I was really sorry to miss the recent Twitter chat under #ukesolchat , not least because it’s a pet topic of mine! It looks to have been an interesting discussion, and there were plenty of different views aired. However, I don’t think anyone really made much of a case for using coursebooks, and I think there is often a rather knee-jerk reaction against using them in ESOL contexts. I hasten to say that this wasn’t apparent in this chat, but it is a common perception.
As you may know, a large part of my ‘job’ these days involves writing coursebooks, so I admit to a bias. But my convictions don’t come from this, but from 10 years teaching ESOL in an FE College, and a further three years training ESOL teachers from a wide variety of contexts, at Warwick University.
I would never argue that an ELT coursebook should form the syllabus for an ESOL course. It’s obvious that some of the material will be unsuitable or inappropriate, and many good points on this were made in the twitter discussion I mentioned. A lot of coursebooks (and I’ve written some) are specifically designed to be ‘aspirational’, which means they refer to foreign holidays, the latest technology and so on. There may be culturally inappropriate topics, such as dating or divorce. There will probably be topics about family, childhood or home, which may bring up painful issues for refugees. There may be (who am I kidding, there will be) an assumption that the learners’ literacy skills are at the same level as their listening and speaking skills. There will probably be an emphasis on grammar rather than functions (which is one of the reasons I agree with @SamShep when he says that older coursebooks are often better for ESOL)
So, no, I wouldn’t suggest taking a coursebook and using it willy-nilly (and that goes for any context).
But, …there will also be a lot of activities that will work perfectly well just as they are, and/or that can be adapted. Coursebook writers generally have a lot of experience, and can write materials which work, and which have been through a long process of being written and rewritten after feedback from editors and often focus groups of teachers as well.
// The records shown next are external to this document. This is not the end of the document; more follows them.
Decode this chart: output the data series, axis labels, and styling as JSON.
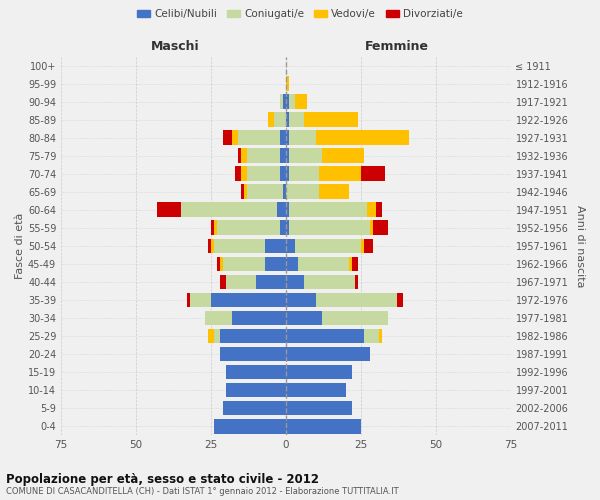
{
  "age_groups": [
    "0-4",
    "5-9",
    "10-14",
    "15-19",
    "20-24",
    "25-29",
    "30-34",
    "35-39",
    "40-44",
    "45-49",
    "50-54",
    "55-59",
    "60-64",
    "65-69",
    "70-74",
    "75-79",
    "80-84",
    "85-89",
    "90-94",
    "95-99",
    "100+"
  ],
  "birth_years": [
    "2007-2011",
    "2002-2006",
    "1997-2001",
    "1992-1996",
    "1987-1991",
    "1982-1986",
    "1977-1981",
    "1972-1976",
    "1967-1971",
    "1962-1966",
    "1957-1961",
    "1952-1956",
    "1947-1951",
    "1942-1946",
    "1937-1941",
    "1932-1936",
    "1927-1931",
    "1922-1926",
    "1917-1921",
    "1912-1916",
    "≤ 1911"
  ],
  "maschi": {
    "celibi": [
      24,
      21,
      20,
      20,
      22,
      22,
      18,
      25,
      10,
      7,
      7,
      2,
      3,
      1,
      2,
      2,
      2,
      0,
      1,
      0,
      0
    ],
    "coniugati": [
      0,
      0,
      0,
      0,
      0,
      2,
      9,
      7,
      10,
      14,
      17,
      21,
      32,
      12,
      11,
      11,
      14,
      4,
      1,
      0,
      0
    ],
    "vedove": [
      0,
      0,
      0,
      0,
      0,
      2,
      0,
      0,
      0,
      1,
      1,
      1,
      0,
      1,
      2,
      2,
      2,
      2,
      0,
      0,
      0
    ],
    "divorziate": [
      0,
      0,
      0,
      0,
      0,
      0,
      0,
      1,
      2,
      1,
      1,
      1,
      8,
      1,
      2,
      1,
      3,
      0,
      0,
      0,
      0
    ]
  },
  "femmine": {
    "nubili": [
      25,
      22,
      20,
      22,
      28,
      26,
      12,
      10,
      6,
      4,
      3,
      1,
      1,
      0,
      1,
      1,
      1,
      1,
      1,
      0,
      0
    ],
    "coniugate": [
      0,
      0,
      0,
      0,
      0,
      5,
      22,
      27,
      17,
      17,
      22,
      27,
      26,
      11,
      10,
      11,
      9,
      5,
      2,
      0,
      0
    ],
    "vedove": [
      0,
      0,
      0,
      0,
      0,
      1,
      0,
      0,
      0,
      1,
      1,
      1,
      3,
      10,
      14,
      14,
      31,
      18,
      4,
      1,
      0
    ],
    "divorziate": [
      0,
      0,
      0,
      0,
      0,
      0,
      0,
      2,
      1,
      2,
      3,
      5,
      2,
      0,
      8,
      0,
      0,
      0,
      0,
      0,
      0
    ]
  },
  "colors": {
    "celibi": "#4472C4",
    "coniugati": "#c5d9a0",
    "vedove": "#ffc000",
    "divorziate": "#cc0000"
  },
  "title": "Popolazione per età, sesso e stato civile - 2012",
  "subtitle": "COMUNE DI CASACANDITELLA (CH) - Dati ISTAT 1° gennaio 2012 - Elaborazione TUTTITALIA.IT",
  "xlim": 75,
  "xlabel_left": "Maschi",
  "xlabel_right": "Femmine",
  "ylabel_left": "Fasce di età",
  "ylabel_right": "Anni di nascita",
  "bg_color": "#f0f0f0",
  "legend_labels": [
    "Celibi/Nubili",
    "Coniugati/e",
    "Vedovi/e",
    "Divorziati/e"
  ]
}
Writing all your own materials is very time-consuming, it can lead to a lack of variety, and it isn’t that easy. In my experience, a lot of ESOL teachers (present company probably excepted) have not had much training in either language awareness or materials development (a point also made in the discussion), and they may well struggle to produce materials which are pitched at the right level, deal with language accurately and clearly, and which flow well. I have observed a lot of teachers using a series of unconnected worksheets printed from websites, or authentic articles which are waded through slowly and painfully. Using a coursebook as a basis can be a good way of learning to produce your own materials, as you see how activities can be sequenced effectively. It’s certainly how I learnt.
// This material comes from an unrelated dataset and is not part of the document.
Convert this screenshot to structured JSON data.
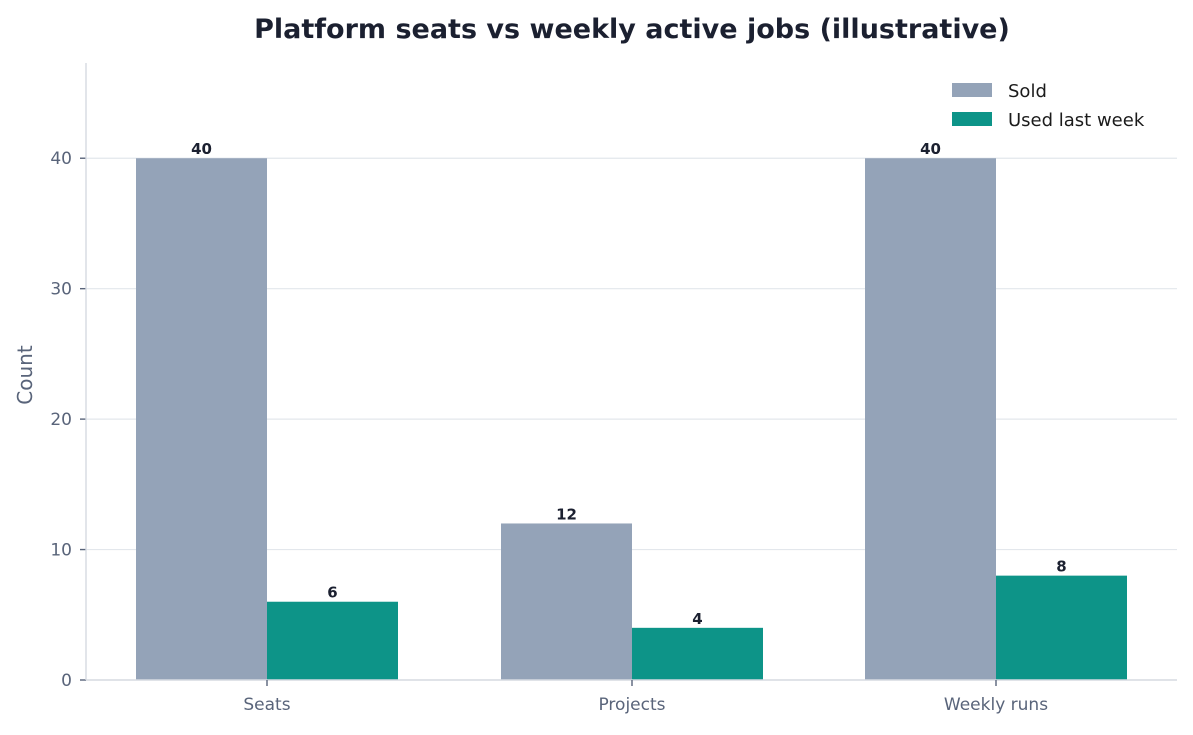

Specific ideas for adapting ELT materials for ESOL
The first point being, if an activity is really unsuitable, obviously, do something else instead!
But if it has potential..
- If your students have low levels of literacy, but better listening skills, then why not read a text aloud to them instead of making them read it? You should be able to significantly aid understanding through intonation, mime, quick comprehension checks and so on.
- Differentiate texts by setting different questions (the more closed, the easier), or use them as a dictation and remove more words/chunks for more confident learners.
- Replace unsuitable texts with something more appropriate, but which covers similar vocabulary/functions. For example a text about dangerous sports which highlights ‘Have you ever?’ could be replaced by you telling the students about something unusual you have done, that is still within their experience. This means you can probably still use the follow-up activities.
- Use the recordings to work on decoding skills, rather than just comprehension questions. This can be a stepping stone to work on more challenging authentic listenings and videos.
- Let students look at the transcript while they’re listening. This can be really helpful in raising awareness of the sound-spelling relationships in English, and it’s something you usually can’t do with authentic material.
- Use the grammar exercises selectively, when students have demonstrated a need for a particular language point to provide practice, rather than feeling you need to work through the grammar syllabus.
- Make good use of functional language, as this is often far more relevant for ESOL students than it is for the majority of the book’s target users, living in a non-English speaking community.
- Use the communication activities/tasks as the basis for a Language Experience Approach activity, where students work together to create a text about the activity they have carried out. This text can then be used as the basis for future work.
- ESOL students may be less likely to need academic style essays (though some will of course), but there are usually plenty of practical writing activities. For example, in any PET level coursebooks, students will learn how to write emails to friends with a variety of functions- apologising, thanking, inviting. And why assume that ESOL students don’t want to write creatively?
So, while recognising all the drawbacks of the ELT coursebook in an ESOL context (or rather different ESOL contexts), can I make a plea not to chuck out the baby with the bath-water?